La Suisse figure désormais sur la liste chinoise des pays de destination touristique. La Suisse attend cette décision depuis 1999. La procédure avait été gelée à la suite d'une plainte déposée en 2001 par une organisation de défense du peuple tibétain contre le Bureau chinois du tourisme pour discrimination raciale et propagande «anti-droits de l'homme». L'affaire a été classée par la justice zurichoise, mais la colère des Chinois a été lente à s'apaiser.
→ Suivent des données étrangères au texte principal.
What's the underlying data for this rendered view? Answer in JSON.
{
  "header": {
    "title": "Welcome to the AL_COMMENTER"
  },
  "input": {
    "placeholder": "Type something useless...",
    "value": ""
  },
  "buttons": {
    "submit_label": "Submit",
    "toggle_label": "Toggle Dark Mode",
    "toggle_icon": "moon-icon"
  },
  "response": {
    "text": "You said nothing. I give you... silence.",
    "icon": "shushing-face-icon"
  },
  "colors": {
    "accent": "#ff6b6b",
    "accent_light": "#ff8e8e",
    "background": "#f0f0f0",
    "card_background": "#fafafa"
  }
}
Jusqu'à présent, les agences n'avaient officiellement pas le droit de faire de la promotion en Chine pour la Suisse. Cela n'avait pas empêché une forte progression des touristes chinois en Suisses, de 20 000 nuitées en 1998 à 150 000 l'an dernier. Mais, compte tenu des difficultés à obtenir des autorisations de tourisme, ils visitaient la Suisse sous prétexte de congrès et de séminaires, à la suite d'invitations de société suisses. «La décision était importante pour nous, car l'Union européenne a obtenu le même statut en octobre», explique Michel Ferla, vice-président de Suisse Tourisme, venu tout exprès à Pékin. «Ne pas en être nous aurait exclus des circuits. Or nous pouvons viser un objectif de un million de nuitées chinoises en 2012.» L'estimation du marché est de 100 millions de clients potentiels ayant dans un avenir proche un pouvoir d'achat comparable à celui des Européens, des jeunes avides de consommer, attirés par la montagne, le mythe de Heidi, mais préférant résider dans les villes. Prudent, Michel Ferla estime le marché à 75 millions de personnes.
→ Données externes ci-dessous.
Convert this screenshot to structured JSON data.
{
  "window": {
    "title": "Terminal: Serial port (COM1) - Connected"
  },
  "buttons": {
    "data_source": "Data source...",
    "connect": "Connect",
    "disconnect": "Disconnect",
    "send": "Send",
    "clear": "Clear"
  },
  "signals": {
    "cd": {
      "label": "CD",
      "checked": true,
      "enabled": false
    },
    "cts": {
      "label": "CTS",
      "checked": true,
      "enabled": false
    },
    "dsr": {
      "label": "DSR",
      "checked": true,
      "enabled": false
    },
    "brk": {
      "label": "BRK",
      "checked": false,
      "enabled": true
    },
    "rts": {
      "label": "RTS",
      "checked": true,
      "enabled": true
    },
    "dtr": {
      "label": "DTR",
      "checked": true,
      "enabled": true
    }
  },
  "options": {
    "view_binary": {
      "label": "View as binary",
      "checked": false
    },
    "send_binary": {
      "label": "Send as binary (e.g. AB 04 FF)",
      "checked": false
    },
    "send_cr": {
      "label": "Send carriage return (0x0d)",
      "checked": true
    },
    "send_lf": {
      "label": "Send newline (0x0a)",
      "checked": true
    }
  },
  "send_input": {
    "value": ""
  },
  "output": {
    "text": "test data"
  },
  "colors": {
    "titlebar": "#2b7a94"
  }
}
Ce n'est pas tout de faire venir de nouveaux clients, encore faut-il ne pas les décourager. «Nous devrons apprendre aux hôteliers suisses à les recevoir selon leurs exigences et en respectant leur personnalité, comme nous le faisons avec les touristes indiens. Il y a un gros travail, mais nous ne pouvons pas nous permettre d'échouer», assure Christian Rey, président de la Fédération des hôteliers suisses. L'une des premières mesures sera de mettre de l'ordre dans les prétendues écoles hôtelières qui appâtent de jeunes Chinois sans leur offrir de véritable formation.
Au-delà de ce succès sectoriel, Pascal Couchepin a pu mesurer au Palais de l'Assemblée du peuple le chantier qui s'ouvre pour la Suisse. Le président Hu Jintao a mentionné les banques et les assurances, mais aussi le secteur de l'environnement. Rongée par la pollution, son environnement dévasté, la Chine ne parviendra pas seule à assurer son objectif de Jeux olympiques verts à Pékin.
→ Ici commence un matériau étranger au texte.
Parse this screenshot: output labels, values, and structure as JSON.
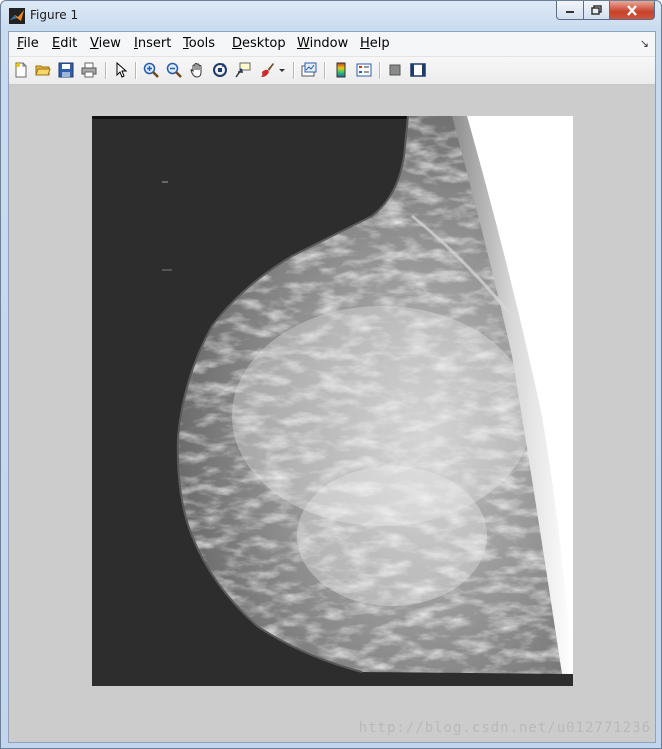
{
  "window": {
    "title": "Figure 1"
  },
  "menubar": {
    "items": [
      {
        "label": "File",
        "accel": "F",
        "rest": "ile"
      },
      {
        "label": "Edit",
        "accel": "E",
        "rest": "dit"
      },
      {
        "label": "View",
        "accel": "V",
        "rest": "iew"
      },
      {
        "label": "Insert",
        "accel": "I",
        "rest": "nsert"
      },
      {
        "label": "Tools",
        "accel": "T",
        "rest": "ools"
      },
      {
        "label": "Desktop",
        "accel": "D",
        "rest": "esktop"
      },
      {
        "label": "Window",
        "accel": "W",
        "rest": "indow"
      },
      {
        "label": "Help",
        "accel": "H",
        "rest": "elp"
      }
    ],
    "dock_arrow": "↘"
  },
  "toolbar": {
    "buttons": [
      "new-figure-icon",
      "open-file-icon",
      "save-icon",
      "print-icon",
      "edit-plot-arrow-icon",
      "zoom-in-icon",
      "zoom-out-icon",
      "pan-hand-icon",
      "rotate-3d-icon",
      "data-cursor-icon",
      "brush-icon",
      "brush-dropdown-icon",
      "link-plot-icon",
      "colorbar-icon",
      "legend-icon",
      "hide-plot-tools-icon",
      "show-plot-tools-icon"
    ]
  },
  "figure": {
    "image_alt": "grayscale mammogram image",
    "background_color": "#cccccc",
    "image_background": "#2d2d2d"
  },
  "watermark": "http://blog.csdn.net/u012771236"
}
Il ne sera pas dit non plus que la Suisse n'aura pas parlé des droits de l'homme. Mais, là, le dialogue est plus subtil, pour ne pas fermer Pékin. Au passage, Pascal Couchepin a rappelé à ses interlocuteurs les exigences des conventions des droits de l'homme, mais aussi la rencontre, cette semaine à Genève, de délégations de juristes suisses et chinois, qui travaillent dans l'ombre sur des projets concrets: adapter le code pénal aux droits de l'homme, avec un gros chantier, la formation de gardiens de prison par des spécialistes suisses. Hu Jintao a pris acte.